NUP Natur- und Umweltpark Güstrow

Natur und Umweltpark Güstrow

NUP Bärengehege Güstrow

Webcam am Bärengehege
im NUP Natur- und Umweltpark Güstrow: BÄRENWALD VIER PFOTEN Müritz

Der NUP Natur- und ↑Umweltpark Güstrow, gelegentlich auch „Naturpark Güstrow“ genannt, befindet sich am südlichen Stadtrand der Barlachstadt ↑Güstrow, in Richtung Teterow zwischen der B104 und der B103. Der NUP Natur- und Umweltpark Güstrow ist vom 1. April bis 31. Oktober täglich von 9- 19 Uhr geöffnet. Hunde sind im Naturpark und Umweltpark Güstrow erlaubt und müssen an der Leine geführt werden. In den Wintermonaten ist der Naturpark und Umweltpark Güstrow von 9 bis 16 Uhr geöffnet.

Naturpark Güstrow Eingang

Im NUP Natur- und Umweltpark Güstrow, dort wo sich die Nebel aus den letzten hügligen Ausläufern der Mecklenburgischen Schweiz ihren Weg in Richtung Mecklenburgischen Ostseeküste bahnt, wird ein Rudel Wölfe und seit 2006 auch zwei Braunbären in einer 5 Hektar großen besonders waldreichen naturnahen Umgebung gehalten. Darüber hinaus kann man in weiteren frei zugänglichen Gehegen, Rotwild, Rehwild und Damwild aus sicherem Abstand beobachten. Ein ebenso frei zugängliches Adlergehege sorgt bei den Kindern oft für Aufregung und viel Spannung. Das Besondere für viele städtische Besucher ist das Gefühl, wenn diese bei einem Spaziergang durch den großen Buchen- Mischwald im Naturpark, die Tiere in ihrer heimischen Umgebung ohne wirklich sichtbare Absperrungen erleben können.

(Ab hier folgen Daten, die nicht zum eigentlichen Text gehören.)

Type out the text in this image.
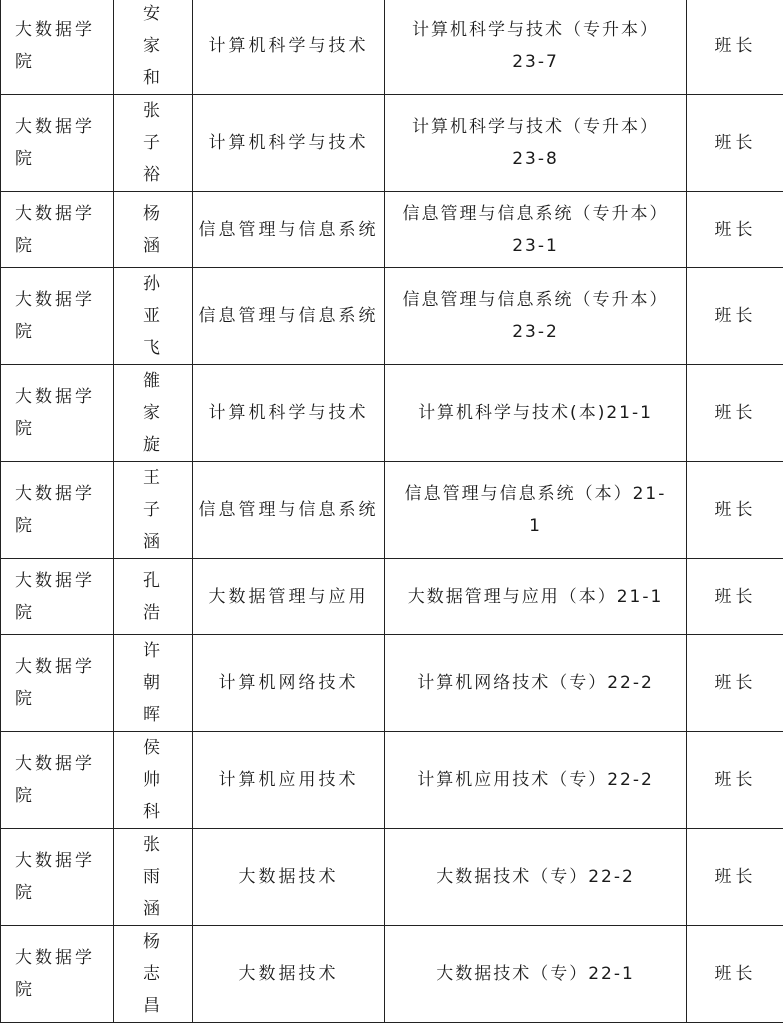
大数据学院	安家和	计算机科学与技术	计算机科学与技术（专升本）23-7	班长
大数据学院	张子裕	计算机科学与技术	计算机科学与技术（专升本）23-8	班长
大数据学院	杨涵	信息管理与信息系统	信息管理与信息系统（专升本）23-1	班长
大数据学院	孙亚飞	信息管理与信息系统	信息管理与信息系统（专升本）23-2	班长
大数据学院	雒家旋	计算机科学与技术	计算机科学与技术(本)21-1	班长
大数据学院	王子涵	信息管理与信息系统	信息管理与信息系统（本）21-1	班长
大数据学院	孔浩	大数据管理与应用	大数据管理与应用（本）21-1	班长
大数据学院	许朝晖	计算机网络技术	计算机网络技术（专）22-2	班长
大数据学院	侯帅科	计算机应用技术	计算机应用技术（专）22-2	班长
大数据学院	张雨涵	大数据技术	大数据技术（专）22-2	班长
大数据学院	杨志昌	大数据技术	大数据技术（专）22-1	班长
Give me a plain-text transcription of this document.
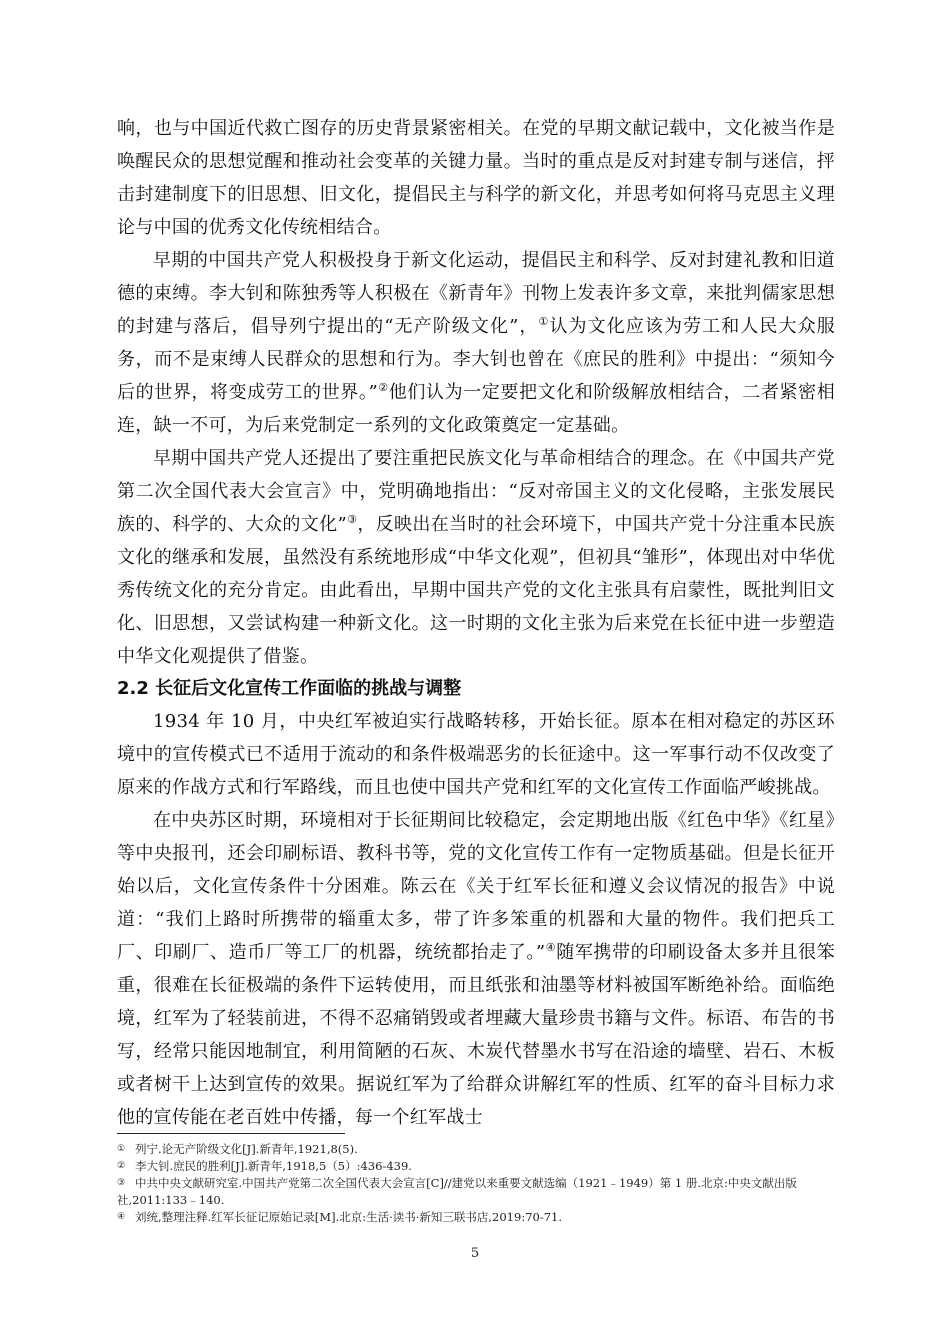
响，也与中国近代救亡图存的历史背景紧密相关。在党的早期文献记载中，文化被当作是唤醒民众的思想觉醒和推动社会变革的关键力量。当时的重点是反对封建专制与迷信，抨击封建制度下的旧思想、旧文化，提倡民主与科学的新文化，并思考如何将马克思主义理论与中国的优秀文化传统相结合。

早期的中国共产党人积极投身于新文化运动，提倡民主和科学、反对封建礼教和旧道德的束缚。李大钊和陈独秀等人积极在《新青年》刊物上发表许多文章，来批判儒家思想的封建与落后，倡导列宁提出的“无产阶级文化”，①认为文化应该为劳工和人民大众服务，而不是束缚人民群众的思想和行为。李大钊也曾在《庶民的胜利》中提出：“须知今后的世界，将变成劳工的世界。”②他们认为一定要把文化和阶级解放相结合，二者紧密相连，缺一不可，为后来党制定一系列的文化政策奠定一定基础。

早期中国共产党人还提出了要注重把民族文化与革命相结合的理念。在《中国共产党第二次全国代表大会宣言》中，党明确地指出：“反对帝国主义的文化侵略，主张发展民族的、科学的、大众的文化”③，反映出在当时的社会环境下，中国共产党十分注重本民族文化的继承和发展，虽然没有系统地形成“中华文化观”，但初具“雏形”，体现出对中华优秀传统文化的充分肯定。由此看出，早期中国共产党的文化主张具有启蒙性，既批判旧文化、旧思想，又尝试构建一种新文化。这一时期的文化主张为后来党在长征中进一步塑造中华文化观提供了借鉴。

2.2 长征后文化宣传工作面临的挑战与调整

1934 年 10 月，中央红军被迫实行战略转移，开始长征。原本在相对稳定的苏区环境中的宣传模式已不适用于流动的和条件极端恶劣的长征途中。这一军事行动不仅改变了原来的作战方式和行军路线，而且也使中国共产党和红军的文化宣传工作面临严峻挑战。

在中央苏区时期，环境相对于长征期间比较稳定，会定期地出版《红色中华》《红星》等中央报刊，还会印刷标语、教科书等，党的文化宣传工作有一定物质基础。但是长征开始以后，文化宣传条件十分困难。陈云在《关于红军长征和遵义会议情况的报告》中说道：“我们上路时所携带的辎重太多，带了许多笨重的机器和大量的物件。我们把兵工厂、印刷厂、造币厂等工厂的机器，统统都抬走了。”④随军携带的印刷设备太多并且很笨重，很难在长征极端的条件下运转使用，而且纸张和油墨等材料被国军断绝补给。面临绝境，红军为了轻装前进，不得不忍痛销毁或者埋藏大量珍贵书籍与文件。标语、布告的书写，经常只能因地制宜，利用简陋的石灰、木炭代替墨水书写在沿途的墙壁、岩石、木板或者树干上达到宣传的效果。据说红军为了给群众讲解红军的性质、红军的奋斗目标力求他的宣传能在老百姓中传播，每一个红军战士

① 列宁.论无产阶级文化[J].新青年,1921,8(5).

② 李大钊.庶民的胜利[J].新青年,1918,5（5）:436-439.

③ 中共中央文献研究室.中国共产党第二次全国代表大会宣言[C]//建党以来重要文献选编（1921﹣1949）第 1 册.北京:中央文献出版社,2011:133﹣140.

④ 刘统,整理注释.红军长征记原始记录[M].北京:生活·读书·新知三联书店,2019:70-71.

5
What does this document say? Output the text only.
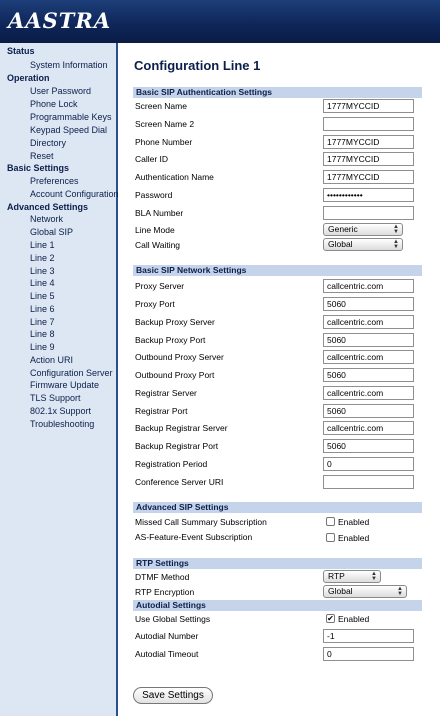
AASTRA
Status
System Information
Operation
User Password
Phone Lock
Programmable Keys
Keypad Speed Dial
Directory
Reset
Basic Settings
Preferences
Account Configuration
Advanced Settings
Network
Global SIP
Line 1
Line 2
Line 3
Line 4
Line 5
Line 6
Line 7
Line 8
Line 9
Action URI
Configuration Server
Firmware Update
TLS Support
802.1x Support
Troubleshooting
Configuration Line 1
Basic SIP Authentication Settings
Screen Name	1777MYCCID
Screen Name 2
Phone Number	1777MYCCID
Caller ID	1777MYCCID
Authentication Name	1777MYCCID
Password	••••••••••••
BLA Number
Line Mode	Generic	▲
▼
Call Waiting	Global	▲
▼
Basic SIP Network Settings
Proxy Server	callcentric.com
Proxy Port	5060
Backup Proxy Server	callcentric.com
Backup Proxy Port	5060
Outbound Proxy Server	callcentric.com
Outbound Proxy Port	5060
Registrar Server	callcentric.com
Registrar Port	5060
Backup Registrar Server	callcentric.com
Backup Registrar Port	5060
Registration Period	0
Conference Server URI
Advanced SIP Settings
Missed Call Summary Subscription	Enabled
AS-Feature-Event Subscription	Enabled
RTP Settings
DTMF Method	RTP	▲
▼
RTP Encryption	Global	▲
▼
Autodial Settings
Use Global Settings	✔ Enabled
Autodial Number	-1
Autodial Timeout	0
Save Settings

Wölfe im Naturpark Güstrow

Mit dem Naturerlebnis „Wölfe in der Natur“ hat sich der Naturpark Güstrow bereits in den 90-iger Jahren international einen Namen geschaffen. Dem Naturpark Güstrow ist es in seltener Weise gut gelungen, den Wolf dem Menschen wieder etwas näher zu bringen. Einst lebte auch in Norddeutschland der Wolf (Canis lupu). Als Nahrungskonkurrent des Menschen wurde der Wolf bis zum 20. Jahrhundert im modernen Westeuropa völlig ausgerottet. Obwohl Wölfe überaus scheu und behutsam sind, war der Urvater unseres Haushundes am Ende des 20. Jahrhunderts nur noch östlich der Oder-Neiße, also in Polen und jenseits vom Elbsandsteingebirge, in Tschechien, anzutreffen. Jetzt im 21. Jahrhundert sind Naturfreunde, gemeinsam mit dem Naturschutzbund (NABU) bemüht, den Wolf in einigen renaturierten Lebensräumen wieder anzusiedeln. Dafür eignen sich die verlassenen Übungsplätze ehemaliger militärischer Einrichtungen entlang der Oder-Neiße-Grenze besonders gut. So werden Wölfe und Wolfsrudel sowohl in Sachsen, als auch in Brandenburg und in Mecklenburg-Vorpommern hoffentlich eines Tages wieder heimisch sein.

Als Ausflugziel besuchen jährlich tausende Interessierte und Familien mit ihren Kindern den Naturpark, um das Verhalten des Wolfsrudels in einer natürlichen Umgebung zu erleben. Besonders für Fotofreunde bietet der aus Holz bestehende Hochweg, gute Möglichkeiten, die Wölfe ohne störende Drahtzäune zu erleben. An grauen und regnerischen Tagen, wenn der Naturpark nicht so überlaufen ist, kann man das Wolfsrudel beim Fressen, Spielen oder Baden beobachten. Dabei kann man auch beobachten, welche wichtige Bedeutung die Rangordnung unter den Wölfen hat.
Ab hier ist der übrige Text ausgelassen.